Miranda had called Hank, the health physicist who was part of the DMORT team. Hank was on his way from Oak Ridge, but it would take him at least thirty or forty minutes to arrive. In the meantime, he suggested she call Duane Johnson. “Of course,” said Garcia when she relayed the suggestion. “If I weren’t so rattled, I’d have thought of Duane right away.”

“Who’s Duane?” I asked.

“He’s the hospital’s radiological protection officer,” said Garcia. “A medical physicist, I think he’s called, on the School of Medicine faculty. He trains interns and residents in the Nuclear Medicine Department. He keeps track of all the hospital’s medical radioisotopes, and he trains ER teams how to respond if there’s a nuclear acciden

t or terrorist act. His office is up on the ground floor, practically right over our heads, and he’s got all sorts of instruments and safety gear.”

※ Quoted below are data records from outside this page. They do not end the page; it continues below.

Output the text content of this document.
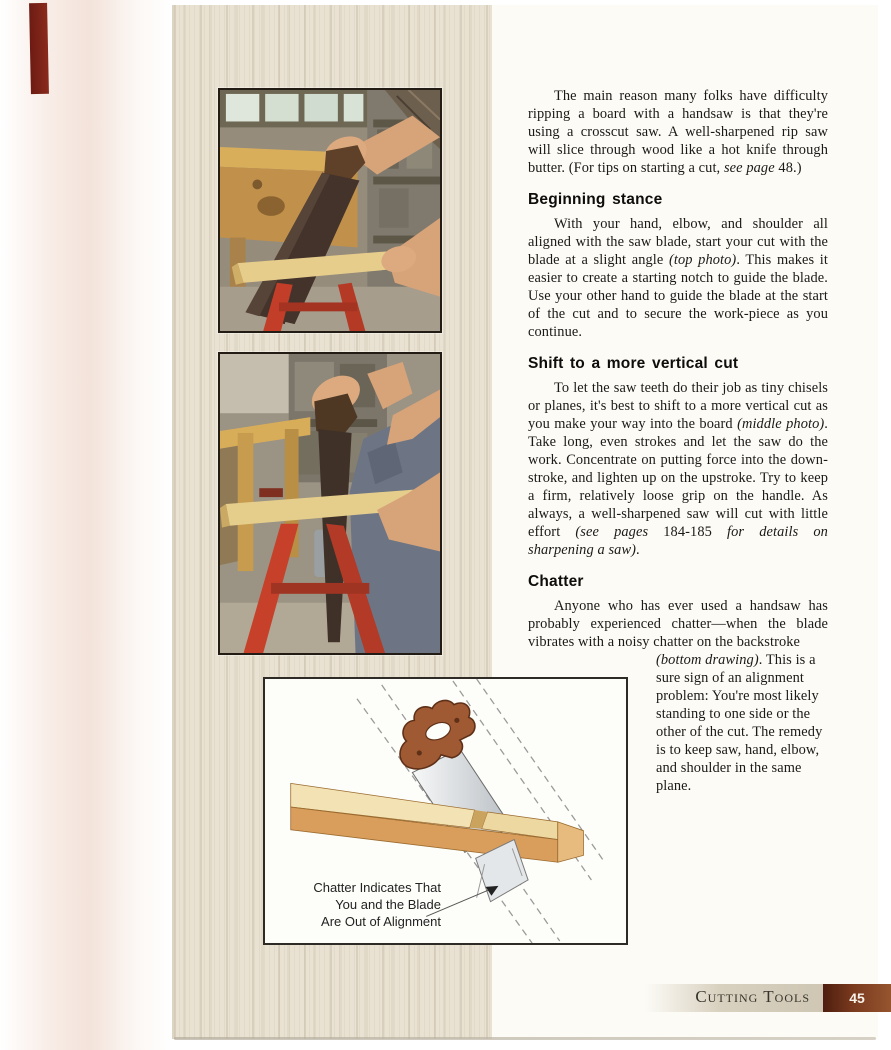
Chatter Indicates That
You and the Blade
Are Out of Alignment

The main reason many folks have difficulty ripping a board with a handsaw is that they're using a crosscut saw. A well-sharpened rip saw will slice through wood like a hot knife through butter. (For tips on starting a cut, see page 48.)

Beginning stance

With your hand, elbow, and shoulder all aligned with the saw blade, start your cut with the blade at a slight angle (top photo). This makes it easier to create a starting notch to guide the blade. Use your other hand to guide the blade at the start of the cut and to secure the work-piece as you continue.

Shift to a more vertical cut

To let the saw teeth do their job as tiny chisels or planes, it's best to shift to a more vertical cut as you make your way into the board (middle photo). Take long, even strokes and let the saw do the work. Concentrate on putting force into the down-stroke, and lighten up on the upstroke. Try to keep a firm, relatively loose grip on the handle. As always, a well-sharpened saw will cut with little effort (see pages 184-185 for details on sharpening a saw).

Chatter

Anyone who has ever used a handsaw has probably experienced chatter—when the blade vibrates with a noisy chatter on the backstroke

(bottom drawing). This is a sure sign of an alignment problem: You're most likely standing to one side or the other of the cut. The remedy is to keep saw, hand, elbow, and shoulder in the same plane.

Cutting Tools	45
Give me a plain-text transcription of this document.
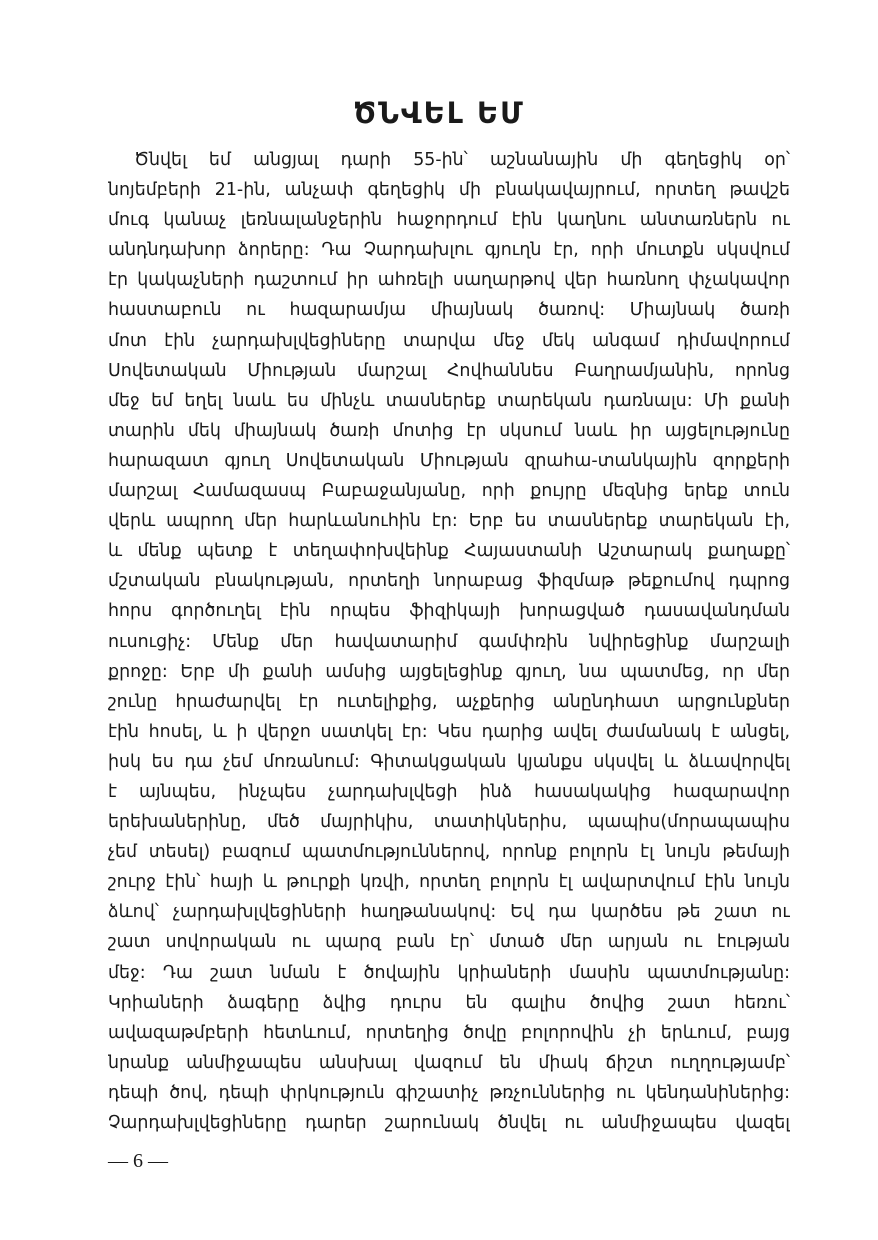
ԾՆՎԵԼ ԵՄ
Ծնվել եմ անցյալ դարի 55-ին՝ աշնանային մի գեղեցիկ օր՝
նոյեմբերի 21-ին, անչափ գեղեցիկ մի բնակավայրում, որտեղ թավշե
մուգ կանաչ լեռնալանջերին հաջորդում էին կաղնու անտառներն ու
անդնդախոր ձորերը: Դա Չարդախլու գյուղն էր, որի մուտքն սկսվում
էր կակաչների դաշտում իր ահռելի սաղարթով վեր հառնող փչակավոր
հաստաբուն ու հազարամյա միայնակ ծառով: Միայնակ ծառի
մոտ էին չարդախլվեցիները տարվա մեջ մեկ անգամ դիմավորում
Սովետական Միության մարշալ Հովհաննես Բաղրամյանին, որոնց
մեջ եմ եղել նաև ես մինչև տասներեք տարեկան դառնալս: Մի քանի
տարին մեկ միայնակ ծառի մոտից էր սկսում նաև իր այցելությունը
հարազատ գյուղ Սովետական Միության զրահա-տանկային զորքերի
մարշալ Համազասպ Բաբաջանյանը, որի քույրը մեզնից երեք տուն
վերև ապրող մեր հարևանուհին էր: Երբ ես տասներեք տարեկան էի,
և մենք պետք է տեղափոխվեինք Հայաստանի Աշտարակ քաղաքը՝
մշտական բնակության, որտեղի նորաբաց ֆիզմաթ թեքումով դպրոց
հորս գործուղել էին որպես ֆիզիկայի խորացված դասավանդման
ուսուցիչ: Մենք մեր հավատարիմ գամփռին նվիրեցինք մարշալի
քրոջը: Երբ մի քանի ամսից այցելեցինք գյուղ, նա պատմեց, որ մեր
շունը հրաժարվել էր ուտելիքից, աչքերից անընդհատ արցունքներ
էին հոսել, և ի վերջո սատկել էր: Կես դարից ավել ժամանակ է անցել,
իսկ ես դա չեմ մոռանում: Գիտակցական կյանքս սկսվել և ձևավորվել
է այնպես, ինչպես չարդախլվեցի ինձ հասակակից հազարավոր
երեխաներինը, մեծ մայրիկիս, տատիկներիս, պապիս(մորապապիս
չեմ տեսել) բազում պատմություններով, որոնք բոլորն էլ նույն թեմայի
շուրջ էին՝ հայի և թուրքի կռվի, որտեղ բոլորն էլ ավարտվում էին նույն
ձևով՝ չարդախլվեցիների հաղթանակով: Եվ դա կարծես թե շատ ու
շատ սովորական ու պարզ բան էր՝ մտած մեր արյան ու էության
մեջ: Դա շատ նման է ծովային կրիաների մասին պատմությանը:
Կրիաների ձագերը ձվից դուրս են գալիս ծովից շատ հեռու՝
ավազաթմբերի հետևում, որտեղից ծովը բոլորովին չի երևում, բայց
նրանք անմիջապես անսխալ վազում են միակ ճիշտ ուղղությամբ՝
դեպի ծով, դեպի փրկություն գիշատիչ թռչուններից ու կենդանիներից:
Չարդախլվեցիները դարեր շարունակ ծնվել ու անմիջապես վազել
— 6 —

Thirty seconds later Garcia was on the phone with Johnson, describing the tiny metallic pellet he’d found and the trail of shredded GI tissue leading up to it. Three minutes after the phone call, we heard a clatter at the far end of the hallway and Johnson appeared, wheeling a cart. The cart measured two or three feet square by six feet tall; one side was fitted with a corrugated blue door that resembled the flexible shutter on a big-city storefront or an antique rolltop desk. “Your receptionist didn’t want to let me in,” he said to Garcia. “I had to explain pretty bluntly that it was in her best interests and yours to unlock the door so I could figure out what’s going on in here.” He slid the plastic door up, revealing shelves laden with disposable clothing, cleaning solutions, plastic bags, and electronic instruments.

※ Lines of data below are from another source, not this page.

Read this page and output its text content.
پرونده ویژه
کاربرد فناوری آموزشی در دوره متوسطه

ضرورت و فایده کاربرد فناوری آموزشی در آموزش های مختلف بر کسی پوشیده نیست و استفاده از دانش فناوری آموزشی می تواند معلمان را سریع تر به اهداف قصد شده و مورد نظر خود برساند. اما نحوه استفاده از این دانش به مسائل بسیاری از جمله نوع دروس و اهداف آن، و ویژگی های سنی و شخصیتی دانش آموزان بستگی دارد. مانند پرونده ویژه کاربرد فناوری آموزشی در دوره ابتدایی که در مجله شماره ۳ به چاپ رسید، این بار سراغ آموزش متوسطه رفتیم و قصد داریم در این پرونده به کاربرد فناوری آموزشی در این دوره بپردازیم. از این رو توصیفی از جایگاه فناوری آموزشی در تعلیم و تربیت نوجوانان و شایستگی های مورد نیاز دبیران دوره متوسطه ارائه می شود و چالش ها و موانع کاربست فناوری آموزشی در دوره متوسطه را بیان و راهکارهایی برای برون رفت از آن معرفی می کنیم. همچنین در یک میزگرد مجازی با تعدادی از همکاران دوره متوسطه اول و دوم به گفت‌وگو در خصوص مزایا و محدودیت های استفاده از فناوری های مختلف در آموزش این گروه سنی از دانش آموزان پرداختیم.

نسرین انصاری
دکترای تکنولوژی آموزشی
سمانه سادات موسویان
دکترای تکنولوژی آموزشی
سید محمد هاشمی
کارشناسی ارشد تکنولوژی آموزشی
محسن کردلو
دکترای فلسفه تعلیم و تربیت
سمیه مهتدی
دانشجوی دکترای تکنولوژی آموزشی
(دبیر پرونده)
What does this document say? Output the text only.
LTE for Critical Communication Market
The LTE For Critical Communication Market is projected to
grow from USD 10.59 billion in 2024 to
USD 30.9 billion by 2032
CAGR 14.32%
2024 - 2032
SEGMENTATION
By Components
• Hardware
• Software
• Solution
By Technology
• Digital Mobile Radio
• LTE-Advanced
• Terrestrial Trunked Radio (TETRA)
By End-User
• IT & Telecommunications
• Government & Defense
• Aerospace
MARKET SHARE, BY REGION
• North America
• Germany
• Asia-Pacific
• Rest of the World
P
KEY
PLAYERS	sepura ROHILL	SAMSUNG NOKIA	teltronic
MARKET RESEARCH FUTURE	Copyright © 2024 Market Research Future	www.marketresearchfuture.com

Rummaging around in a bin at the bottom of the cart, Johnson removed a tan Geiger counter, identical to the one Hank had used at the DMORT training, and switched it on. I heard the slow, buzzing clicks I had come to recognize as the baseline sound of normal, background radiation, like a clock ticking or a diesel engine idling. He extended the wand toward Garcia. “Hold out your hands,” he said, and when Garcia did, Hank passed the wand over them, front and back. The instrument continued to buzz at the same slow, reassuring rate. Next he waved the wand over Garcia’s body from head to foot, with the same quiet results, and then over Miranda, and then over me and Emert. I felt myself starting to relax, and I relaxed a lot more when Duane said, “Well, there’s no contamination on any of you.”

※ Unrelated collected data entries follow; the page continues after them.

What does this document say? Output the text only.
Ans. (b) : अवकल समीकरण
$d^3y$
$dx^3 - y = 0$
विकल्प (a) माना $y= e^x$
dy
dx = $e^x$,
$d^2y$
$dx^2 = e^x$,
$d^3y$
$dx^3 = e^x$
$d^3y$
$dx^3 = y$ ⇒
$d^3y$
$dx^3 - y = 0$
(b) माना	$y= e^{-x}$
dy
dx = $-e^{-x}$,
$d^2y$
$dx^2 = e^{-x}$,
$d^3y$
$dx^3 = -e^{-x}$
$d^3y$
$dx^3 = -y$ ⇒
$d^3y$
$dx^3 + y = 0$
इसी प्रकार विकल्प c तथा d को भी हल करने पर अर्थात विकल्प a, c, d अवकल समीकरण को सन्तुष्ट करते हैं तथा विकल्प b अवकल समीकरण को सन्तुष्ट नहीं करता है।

Then he stepped around a corner and opened the door of the autopsy suite, and suddenly all hell broke loose. The Geiger counter ratcheted up to a harsh, continuous buzz, and a small, pager-looking gadget at Duane’s waist began shrieking. “Son of a bitch,” said Duane, backpedaling fast. Both instruments quieted down once he was away from the door, but my heart and my nerves — which had zoomed up in sync with the gadgets — continued to rev. “Something in there is hot as a pistol,” he said. He looked shaken, and that didn’t do a lot to calm me back down.